"El poder del perro"; The Power of the Dog. This novel delivers a healthy dose of reality, shadowing drug enforcement agencies, from the poppy fields of South America to the Mexican border. Laced with the politics of self-deception and political agendas, much goes unreported and unacknowledged as the US continues indefensible relationships with despots who perpetuate the violence of a drug-related economy.
Against this background, one figure traces the advances of the drug economy. Since Operation Condor in Sinaloa in 1975, Art Keller has been tracking the drug industry's recurring faces. A Company Man, Keller is one of the "lost, the lonely, the cultural misfits with a foot in two worlds and a place in neither, half-Anglo and Half-Mexican". North American fire power and munitions meet South American business-as-usual, a disheartening mix of military power in the hands of the politically untouchable who decimate the country's economy in pursuit of profit. Keller pursues one small corner of this world, but he does so doggedly, revealing the complicated infrastructure and government involvement along the US-Mexican border.
Keller is infected with guilt; he once was duped by the man who is now a key player, Miguel Angel Barrera. But Keller handles most of his business outside of the purview of the government agencies, a lethal alphabet soup of DEA, FBI and ATF, all committed to keeping a lid on the current problems. Art believes all Third World slums are the same, "the same mud or dust, depending on climate or season, the same smells of charcoal stoves and open sewers...malnourished kids with distended bellies and big eyes". At least in Guadalajara, the middle class softens the edge between rich and poor. Not so in the South American countries, reduced to abject poverty and a tiny percentage of ultra-rich.

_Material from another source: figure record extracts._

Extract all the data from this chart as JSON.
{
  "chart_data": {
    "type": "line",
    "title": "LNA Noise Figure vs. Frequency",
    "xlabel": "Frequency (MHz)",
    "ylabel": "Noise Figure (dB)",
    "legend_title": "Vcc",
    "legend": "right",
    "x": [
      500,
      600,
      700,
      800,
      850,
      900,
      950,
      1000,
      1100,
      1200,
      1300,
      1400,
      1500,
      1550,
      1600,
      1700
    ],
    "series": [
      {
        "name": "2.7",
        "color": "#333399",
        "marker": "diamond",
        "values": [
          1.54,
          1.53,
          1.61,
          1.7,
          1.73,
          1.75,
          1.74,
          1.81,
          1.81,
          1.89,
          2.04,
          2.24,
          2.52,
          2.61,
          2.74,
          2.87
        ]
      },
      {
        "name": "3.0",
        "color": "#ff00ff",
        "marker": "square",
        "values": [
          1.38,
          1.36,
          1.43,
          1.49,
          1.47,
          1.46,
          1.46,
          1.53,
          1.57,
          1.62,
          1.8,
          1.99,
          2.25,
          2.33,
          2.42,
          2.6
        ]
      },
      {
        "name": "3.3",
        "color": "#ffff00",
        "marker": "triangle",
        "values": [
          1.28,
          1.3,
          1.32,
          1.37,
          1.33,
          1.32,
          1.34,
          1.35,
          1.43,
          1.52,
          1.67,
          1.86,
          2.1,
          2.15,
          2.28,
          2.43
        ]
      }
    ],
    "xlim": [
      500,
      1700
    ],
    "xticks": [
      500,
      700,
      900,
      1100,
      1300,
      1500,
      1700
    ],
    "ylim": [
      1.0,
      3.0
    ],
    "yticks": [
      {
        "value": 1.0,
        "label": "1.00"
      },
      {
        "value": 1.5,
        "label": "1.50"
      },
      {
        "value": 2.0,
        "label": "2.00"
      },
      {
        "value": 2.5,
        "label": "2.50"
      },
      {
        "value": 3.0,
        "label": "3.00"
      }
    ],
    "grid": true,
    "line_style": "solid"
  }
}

South America is a killing ground, where the poor are slaughtered with impunity.
Following the corruption endemic to the drug trade, from Operation Condor in Sinaloa in1975, Guadalajara in 1984, El Salvador in 1985, Mexico and NAFTA in 1992 through the late nineties, is like descending the levels of Hell, each more complicated and fraught with moral indictments, the exorbitant cost of the lesser of two evils, where moral ambiguity becomes the coin of the realm. Art Keller's personal journey, navigating this particular nightmare, illustrates how deeply flawed is the attempt to control illegal substances.
This kind of fiction serves a dual purpose: it entertains and informs. While Winslow writes a fascinating fiction of drug trafficking and those it touches so intimately, he also exposes the agencies who have failed to control the uncontrollable, yielding a massacre of thousands in the name of profit, a system of bribery and corruption so endemic that each layer only reveals another, a mix of murderers and drug lords who act with impunity to protect a way of life. In a blistering indictment of the War on Drugs, American support of Third World guerillas financed by the illegal narcotics trade and the easy greed of officials who sell their accommodation to the highest bidder, Winslow spins a powerful yarn that is both informative and disturbing: "The hardest thing in the world isn't to refrain from committing an evil, it's to stand up and stop one." Luan Gaines/2005.